Until now, the worry had been the danger he posed to us, the grownups in the pod. The science said children were likelier to catch COVID asymptomatically in school and spread it to adults. Now, the worry is that we might give it to him.

Because there isn’t any clarity on whether those who are vaccinated can carry and spread the disease to those who are not. That’s the next stage in the vaccine research. Scientists think that, in theory, the vaccine should also prevent spread. But they haven’t confirmed it yet.

So until we know that we can’t get our kid sick, we have to adjust our post-vaccine life accordingly. Just like everyone else in this pandemic, we have had to assess the amount of risk we’re willing to tolerate. And how to parse that, exactly, remains almost as fraught as before we got the vaccine.

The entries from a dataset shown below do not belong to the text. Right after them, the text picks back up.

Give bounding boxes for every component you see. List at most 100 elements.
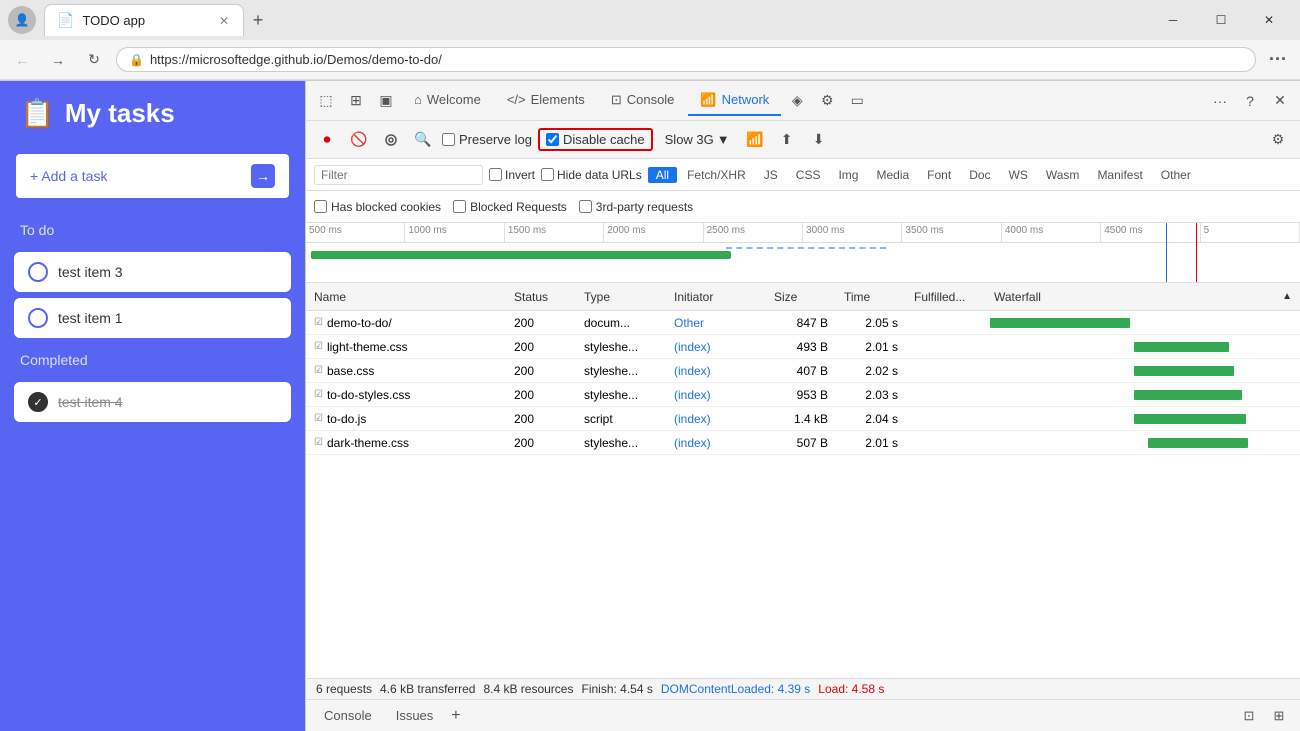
table-row[interactable]: ☑ dark-theme.css 200 styleshe... (index)… bbox=[306, 431, 1300, 455]
timeline-ruler: 500 ms 1000 ms 1500 ms 2000 ms 2500 ms 3… bbox=[306, 223, 1300, 243]
third-party-checkbox[interactable]: 3rd-party requests bbox=[579, 200, 693, 214]
settings-icon[interactable]: ⚙ bbox=[1264, 126, 1292, 154]
tick-2500: 2500 ms bbox=[704, 223, 803, 242]
table-row[interactable]: ☑ base.css 200 styleshe... (index) 407 B… bbox=[306, 359, 1300, 383]
forward-button[interactable]: → bbox=[44, 46, 72, 74]
bottom-tab-add-button[interactable]: + bbox=[447, 703, 464, 729]
minimize-button[interactable]: ─ bbox=[1150, 4, 1196, 36]
filter-tag-js[interactable]: JS bbox=[756, 167, 786, 183]
maximize-button[interactable]: ☐ bbox=[1198, 4, 1244, 36]
tab-welcome[interactable]: ⌂ Welcome bbox=[402, 86, 493, 115]
tab-application-icon[interactable]: ▭ bbox=[843, 87, 871, 115]
tab-title: TODO app bbox=[82, 13, 209, 28]
filter-tag-media[interactable]: Media bbox=[868, 167, 917, 183]
td-type: styleshe... bbox=[576, 340, 666, 354]
devtools-help-button[interactable]: ? bbox=[1236, 87, 1264, 115]
add-task-label: + Add a task bbox=[30, 168, 107, 184]
throttle-label: Slow 3G bbox=[665, 132, 714, 147]
home-icon: ⌂ bbox=[414, 92, 422, 107]
more-options-button[interactable]: ··· bbox=[1264, 46, 1292, 74]
todo-item-checkbox[interactable] bbox=[28, 308, 48, 328]
list-item[interactable]: test item 3 bbox=[14, 252, 291, 292]
filter-input[interactable] bbox=[314, 165, 483, 185]
filter-tag-all[interactable]: All bbox=[648, 167, 677, 183]
bottom-tab-console[interactable]: Console bbox=[314, 704, 382, 727]
list-item[interactable]: test item 1 bbox=[14, 298, 291, 338]
tab-performance-icon[interactable]: ⚙ bbox=[813, 87, 841, 115]
active-tab[interactable]: 📄 TODO app ✕ bbox=[44, 4, 244, 36]
import-icon[interactable]: 📶 bbox=[742, 127, 768, 153]
devtools-dock-icon[interactable]: ▣ bbox=[372, 87, 400, 115]
td-status: 200 bbox=[506, 364, 576, 378]
preserve-log-input[interactable] bbox=[442, 133, 455, 146]
filter-tag-ws[interactable]: WS bbox=[1001, 167, 1036, 183]
filter-tag-doc[interactable]: Doc bbox=[961, 167, 998, 183]
blocked-cookies-input[interactable] bbox=[314, 200, 327, 213]
preserve-log-checkbox[interactable]: Preserve log bbox=[442, 132, 532, 147]
th-waterfall[interactable]: Waterfall ▲ bbox=[986, 290, 1300, 304]
tab-console[interactable]: ⊡ Console bbox=[599, 86, 687, 116]
url-input[interactable]: 🔒 https://microsoftedge.github.io/Demos/… bbox=[116, 47, 1256, 72]
upload-icon[interactable]: ⬆ bbox=[774, 127, 800, 153]
search-button[interactable]: 🔍 bbox=[410, 127, 436, 153]
third-party-input[interactable] bbox=[579, 200, 592, 213]
tab-network[interactable]: 📶 Network bbox=[688, 86, 781, 116]
hide-data-urls-checkbox[interactable]: Hide data URLs bbox=[541, 168, 642, 182]
table-row[interactable]: ☑ light-theme.css 200 styleshe... (index… bbox=[306, 335, 1300, 359]
filter-tag-img[interactable]: Img bbox=[830, 167, 866, 183]
devtools-undock-icon[interactable]: ⊡ bbox=[1236, 703, 1262, 729]
new-tab-button[interactable]: + bbox=[244, 6, 272, 34]
filter-icon-button[interactable] bbox=[378, 127, 404, 153]
table-row[interactable]: ☑ to-do.js 200 script (index) 1.4 kB 2.0… bbox=[306, 407, 1300, 431]
add-task-button[interactable]: + Add a task → bbox=[16, 154, 289, 198]
devtools-expand-icon[interactable]: ⊞ bbox=[1266, 703, 1292, 729]
tab-close-button[interactable]: ✕ bbox=[217, 12, 231, 30]
tick-3500: 3500 ms bbox=[902, 223, 1001, 242]
devtools-close-button[interactable]: ✕ bbox=[1266, 87, 1294, 115]
filter-tag-css[interactable]: CSS bbox=[788, 167, 829, 183]
clear-button[interactable]: 🚫 bbox=[346, 127, 372, 153]
devtools-inspect-icon[interactable]: ⬚ bbox=[312, 87, 340, 115]
todo-item-checkbox[interactable] bbox=[28, 262, 48, 282]
download-icon[interactable]: ⬇ bbox=[806, 127, 832, 153]
throttle-dropdown[interactable]: Slow 3G ▼ bbox=[659, 130, 736, 149]
bottom-tab-issues[interactable]: Issues bbox=[386, 704, 444, 727]
back-button[interactable]: ← bbox=[8, 46, 36, 74]
blocked-cookies-checkbox[interactable]: Has blocked cookies bbox=[314, 200, 441, 214]
list-item[interactable]: test item 4 bbox=[14, 382, 291, 422]
filter-bar: Invert Hide data URLs All Fetch/XHR JS C… bbox=[306, 159, 1300, 191]
tab-welcome-label: Welcome bbox=[427, 92, 481, 107]
preserve-log-label: Preserve log bbox=[459, 132, 532, 147]
requests-count: 6 requests bbox=[316, 682, 372, 696]
hide-data-urls-input[interactable] bbox=[541, 168, 554, 181]
invert-input[interactable] bbox=[489, 168, 502, 181]
devtools-topbar: ⬚ ⊞ ▣ ⌂ Welcome </> Elements ⊡ Console 📶… bbox=[306, 81, 1300, 121]
todo-item-label: test item 4 bbox=[58, 394, 123, 410]
close-window-button[interactable]: ✕ bbox=[1246, 4, 1292, 36]
disable-cache-checkbox[interactable]: Disable cache bbox=[538, 128, 653, 151]
th-status: Status bbox=[506, 290, 576, 304]
filter-tag-other[interactable]: Other bbox=[1153, 167, 1199, 183]
tab-bar: 📄 TODO app ✕ + bbox=[44, 4, 1142, 36]
tab-elements[interactable]: </> Elements bbox=[495, 86, 597, 115]
file-icon: ☑ bbox=[314, 389, 323, 400]
filter-tag-manifest[interactable]: Manifest bbox=[1089, 167, 1150, 183]
table-row[interactable]: ☑ demo-to-do/ 200 docum... Other 847 B 2… bbox=[306, 311, 1300, 335]
refresh-button[interactable]: ↻ bbox=[80, 46, 108, 74]
filter-tag-fetch[interactable]: Fetch/XHR bbox=[679, 167, 754, 183]
filter-tag-wasm[interactable]: Wasm bbox=[1038, 167, 1088, 183]
network-icon: 📶 bbox=[700, 92, 716, 108]
invert-checkbox[interactable]: Invert bbox=[489, 168, 535, 182]
todo-item-checkbox-checked[interactable] bbox=[28, 392, 48, 412]
record-button[interactable]: ⏺ bbox=[314, 127, 340, 153]
resources-size: 8.4 kB resources bbox=[483, 682, 573, 696]
blocked-requests-checkbox[interactable]: Blocked Requests bbox=[453, 200, 567, 214]
disable-cache-input[interactable] bbox=[546, 133, 559, 146]
devtools-more-button[interactable]: ··· bbox=[1206, 87, 1234, 115]
waterfall-bar bbox=[1148, 438, 1248, 448]
filter-tag-font[interactable]: Font bbox=[919, 167, 959, 183]
tab-sources-icon[interactable]: ◈ bbox=[783, 87, 811, 115]
table-row[interactable]: ☑ to-do-styles.css 200 styleshe... (inde… bbox=[306, 383, 1300, 407]
blocked-requests-input[interactable] bbox=[453, 200, 466, 213]
devtools-device-icon[interactable]: ⊞ bbox=[342, 87, 370, 115]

It will be much safer for the adults to do things now — although when it kicks in fully, we’re still only 94.1 percent protected, meaning a one-in-20 chance of infection remains if we’re exposed to the virus. But loosening our own protocols has an inverse risk factor on our son. What’s more, we could possibly still spread to other people, whether we know them or not, unwittingly perpetuating the pandemic.

The equation is different now — much more favorable, but complicated nonetheless.

Don’t misunderstand me, we’re very grateful for the vaccine. Grateful that it was developed and produced and distributed so quickly. Grateful that we got a relatively early turn. Grateful that our family is much safer now.

But it isn’t the end of our worries. The pandemic doesn’t end the day you yourself are no longer at risk.